34. Açıklanan nedenlerle, Anayasa’nın 36. maddesinde güvence altına alınan adil yargılanma hakkı kapsamında mahkemeye erişim hakkının ihlal edildiğine karar verilmesi gerekir.

3. 6216 Sayılı Kanun'un 50. Maddesi Yönünden

35. 30/3/2011 tarihli ve 6216 sayılı Anayasa Mahkemesinin Kuruluşu ve Yargılama Usulleri Hakkında Kanun’un 50. maddesinin (1) ve (2) numaralı fıkraları şöyledir:

“(1) Esas inceleme sonunda, başvurucunun hakkının ihlal edildiğine ya da edilmediğine karar verilir. İhlal kararı verilmesi hâlinde ihlalin ve sonuçlarının ortadan kaldırılması için yapılması gerekenlere hükmedilir. …
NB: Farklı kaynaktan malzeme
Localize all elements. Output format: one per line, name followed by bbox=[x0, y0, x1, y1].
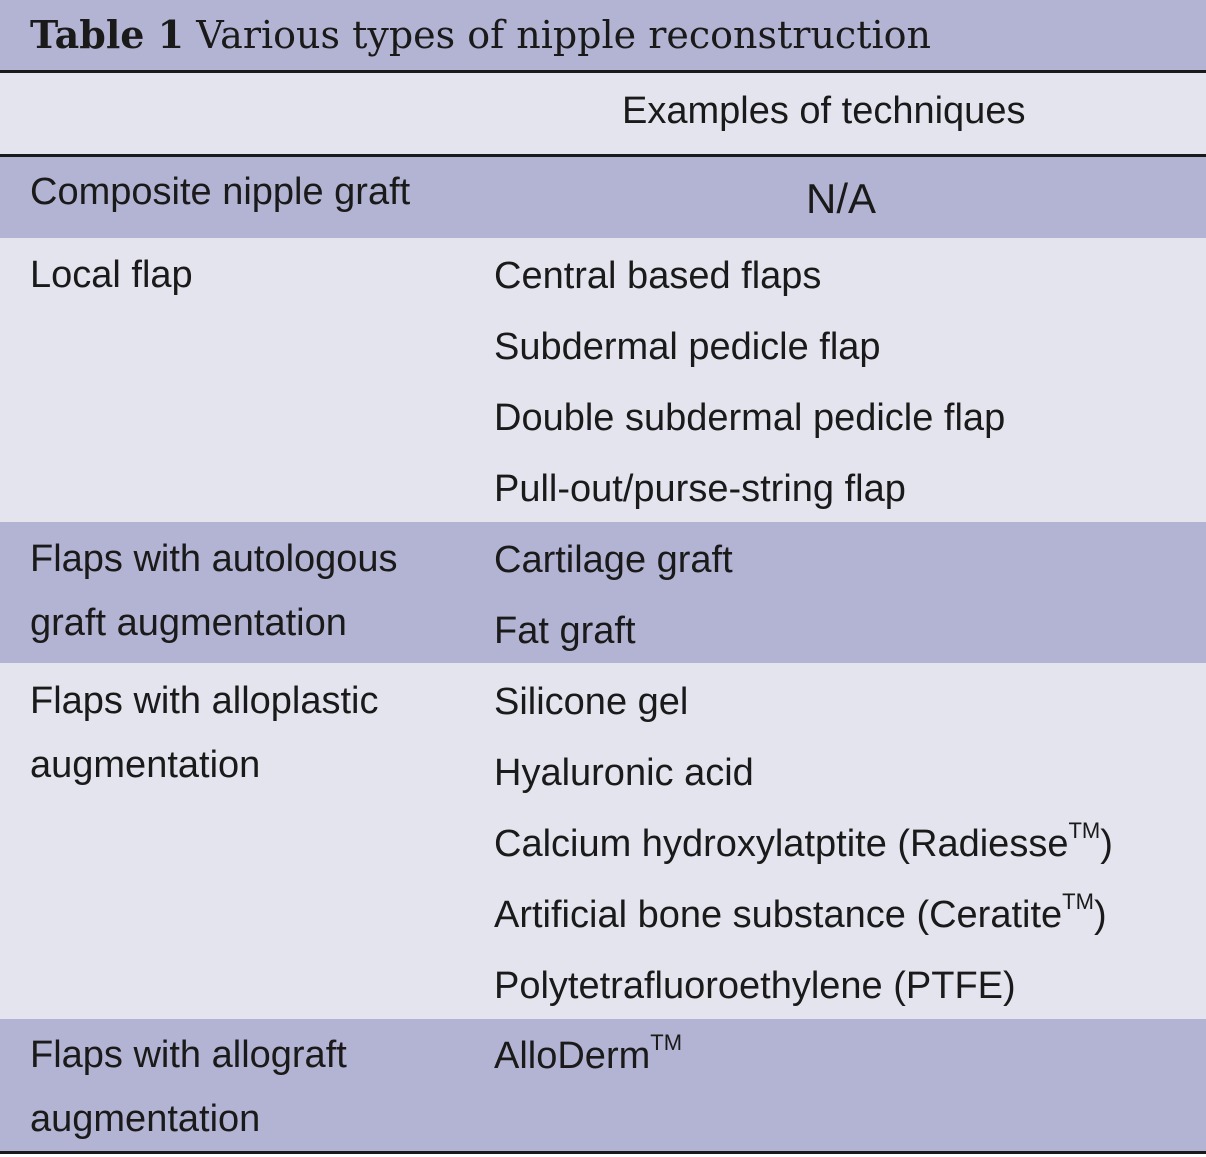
row-example: Cartilage graft bbox=[494, 539, 733, 581]
row-example: Central based flaps bbox=[494, 255, 822, 297]
trademark-mark: TM bbox=[650, 1030, 683, 1055]
row-category: Flaps with alloplastic augmentation bbox=[30, 680, 379, 786]
row-examples-list: Cartilage graft Fat graft bbox=[494, 541, 733, 683]
row-example: Polytetrafluoroethylene (PTFE) bbox=[494, 965, 1016, 1007]
row-category: Flaps with allograft augmentation bbox=[30, 1034, 347, 1140]
row-category: Local flap bbox=[30, 254, 193, 296]
table-row bbox=[0, 157, 1206, 238]
row-example: Calcium hydroxylatptite (RadiesseTM) bbox=[494, 820, 1113, 896]
table-label: Table 1 bbox=[30, 12, 185, 57]
header-rule bbox=[0, 154, 1206, 157]
bottom-rule bbox=[0, 1151, 1206, 1154]
row-example: Subdermal pedicle flap bbox=[494, 326, 881, 368]
close-paren: ) bbox=[1100, 823, 1113, 865]
table-caption: Table 1 Various types of nipple reconstr… bbox=[0, 0, 1206, 72]
table-row bbox=[0, 1019, 1206, 1151]
row-examples-list: AlloDermTM bbox=[494, 1032, 682, 1108]
header-row bbox=[0, 73, 1206, 154]
row-example-text: AlloDerm bbox=[494, 1035, 651, 1077]
table-row bbox=[0, 238, 1206, 522]
row-example: Silicone gel bbox=[494, 681, 689, 723]
table-row bbox=[0, 663, 1206, 1019]
row-category: Composite nipple graft bbox=[30, 171, 411, 213]
column-header-examples: Examples of techniques bbox=[622, 90, 1026, 132]
row-example: Hyaluronic acid bbox=[494, 752, 754, 794]
row-example: N/A bbox=[806, 175, 877, 222]
top-rule bbox=[0, 70, 1206, 73]
row-category: Flaps with autologous graft augmentation bbox=[30, 538, 398, 644]
row-example: AlloDermTM bbox=[494, 1032, 682, 1108]
row-example: Artificial bone substance (CeratiteTM) bbox=[494, 891, 1113, 967]
row-examples-list: Silicone gel Hyaluronic acid Calcium hyd… bbox=[494, 683, 1113, 1038]
row-example: Pull-out/purse-string flap bbox=[494, 468, 906, 510]
trademark-mark: TM bbox=[1062, 889, 1094, 914]
row-example: Double subdermal pedicle flap bbox=[494, 397, 1006, 439]
table-title: Various types of nipple reconstruction bbox=[196, 13, 931, 57]
row-example-text: Calcium hydroxylatptite (Radiesse bbox=[494, 823, 1069, 865]
row-examples-list: Central based flaps Subdermal pedicle fl… bbox=[494, 257, 1005, 541]
row-example-text: Artificial bone substance (Ceratite bbox=[494, 894, 1063, 936]
table-row bbox=[0, 522, 1206, 663]
row-example: Fat graft bbox=[494, 610, 636, 652]
close-paren: ) bbox=[1093, 894, 1107, 936]
trademark-mark: TM bbox=[1068, 818, 1101, 843]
(2) Tespit edilen ihlal bir mahkeme kararından kaynaklanmışsa, ihlali ve sonuçlarını ortadan kaldırmak için yeniden yargılama yapmak üzere dosya ilgili mahkemeye gönderilir. Yeniden yargılama yapılmasında hukuki yarar bulunmayan hâllerde başvurucu lehine tazminata hükmedilebilir veya genel mahkemelerde dava açılması yolu gösterilebilir. Yeniden yargılama yapmakla yükümlü mahkeme, Anayasa Mahkemesinin ihlal kararında açıkladığı ihlali ve sonuçlarını ortadan kaldıracak şekilde mümkünse dosya üzerinden karar verir.”

36. Başvurucu yargılamanın yenilenmesi ve tazminat taleplerinde bulunmuştur.
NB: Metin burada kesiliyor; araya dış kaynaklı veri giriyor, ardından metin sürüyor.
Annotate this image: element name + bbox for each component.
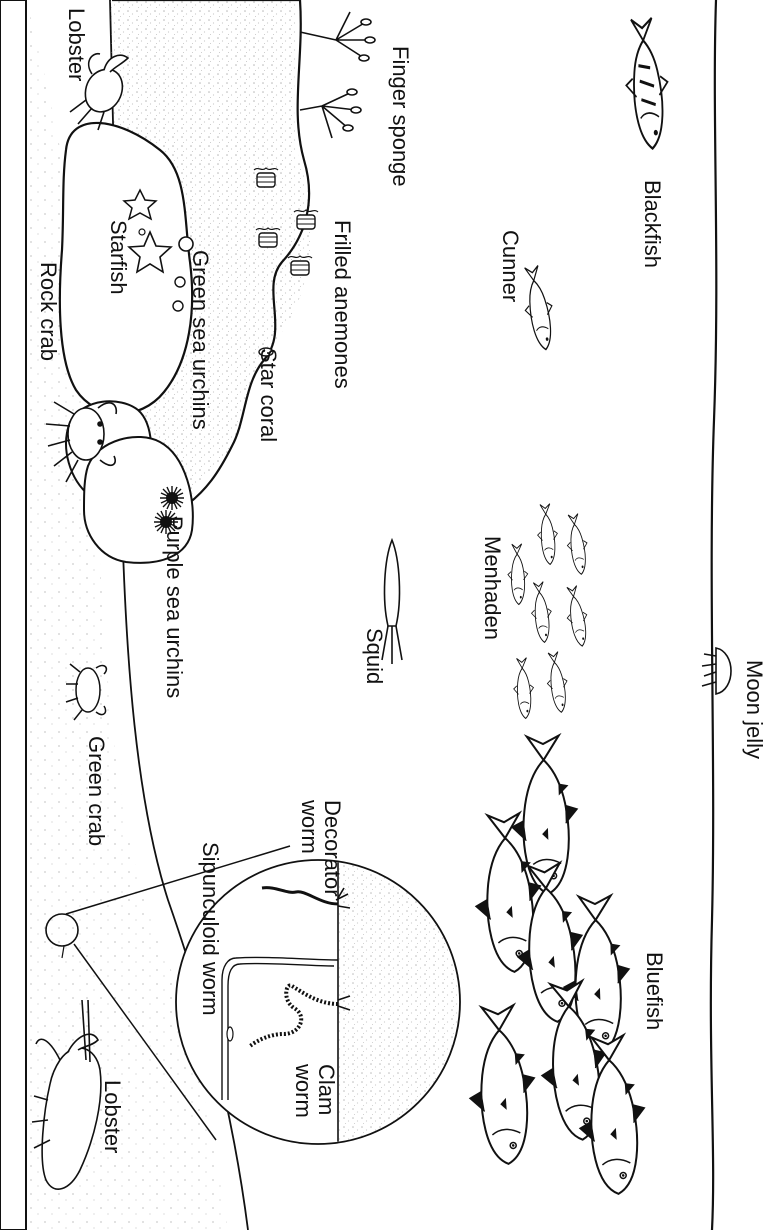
label-blackfish: Blackfish: [641, 180, 664, 268]
menhaden-school-drawing: [507, 503, 592, 719]
cunner-drawing: [518, 264, 559, 351]
label-menhaden: Menhaden: [481, 536, 504, 640]
blackfish-drawing: [621, 17, 674, 150]
label-clam-worm: Clam worm: [292, 1064, 338, 1118]
label-finger-sponge: Finger sponge: [389, 46, 412, 187]
label-sipunculoid-worm: Sipunculoid worm: [199, 842, 222, 1016]
label-moon-jelly: Moon jelly: [743, 660, 766, 759]
label-decorator-worm: Decorator worm: [298, 800, 344, 897]
label-purple-sea-urchins: Purple sea urchins: [163, 516, 186, 698]
label-green-sea-urchins: Green sea urchins: [189, 250, 212, 430]
water-surface-line: [711, 0, 716, 1230]
label-rock-crab: Rock crab: [37, 262, 60, 361]
bluefish-school-drawing: [464, 735, 651, 1196]
label-star-coral: Star coral: [257, 348, 280, 442]
label-bluefish: Bluefish: [643, 952, 666, 1030]
label-squid: Squid: [363, 628, 386, 684]
finger-sponge-drawing: [300, 12, 375, 138]
label-green-crab: Green crab: [85, 736, 108, 846]
label-cunner: Cunner: [499, 230, 522, 302]
label-lobster-top: Lobster: [65, 8, 88, 81]
label-frilled-anemones: Frilled anemones: [331, 220, 354, 389]
label-lobster-bottom: Lobster: [101, 1080, 124, 1153]
label-starfish: Starfish: [107, 220, 130, 295]
moon-jelly-drawing: [702, 648, 731, 694]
37. Adil yargılanma hakkı kapsamında mahkemeye erişim hakkının ihlal edildiği sonucuna varılmıştır.

38. Mahkemeye erişim hakkının ihlalinin sonuçlarının ortadan kaldırılması için yeniden yargılamasında hukuki yarar bulunduğundan kararın bir örneğinin yeniden yargılama yapılmak üzere İstanbul 4. İdare Mahkemesi gönderilmesine karar verilmesi gerekir.

39. Dosyadaki belgelerden tespit edilen 206,10 TL harç ve 1.800 TL vekâlet ücretinden oluşan toplam 2.006,10 TL yargılama giderinin başvurucuya ödenmesine karar verilmesi gerekir.

V. HÜKÜM

Açıklanan gerekçelerle;

A. Adil yargılanma hakkının ihlal edildiğine ilişkin iddianın KABUL EDİLEBİLİR OLDUĞUNA,

B. Anayasa’nın 36. maddesinde güvence altına alınan adil yargılanma hakkının İHLAL EDİLDİĞİNE,

C. Kararın bir örneğinin adil yargılanma hakkının ihlalinin sonuçlarının ortadan kaldırılması için yeniden yargılama yapılmak üzere İstanbul 4. İdare Mahkemesine GÖNDERİLMESİNE,

D. 206,10 TL harç ve 1.800 TL vekâlet ücretinden oluşan toplam 2.006,10 TL yargılama giderinin BAŞVURUCUYA ÖDENMESİNE,

E. Ödemenin, kararın tebliğini takiben başvurucunun Maliye Bakanlığına başvuru tarihinden itibaren dört ay içinde yapılmasına, ödemede gecikme olması hâlinde bu sürenin sona erdiği tarihten ödeme tarihine kadar geçen süre için yasal FAİZ UYGULANMASINA,

F. Kararın bir örneğinin bilgi için Danıştay İkinci Dairesi Başkanlığına GÖNDERİLMESİNE,

G. Kararın bir örneğinin Adalet Bakanlığına GÖNDERİLMESİNE 28/9/2016 tarihinde OYBİRLİĞİYLE karar verildi.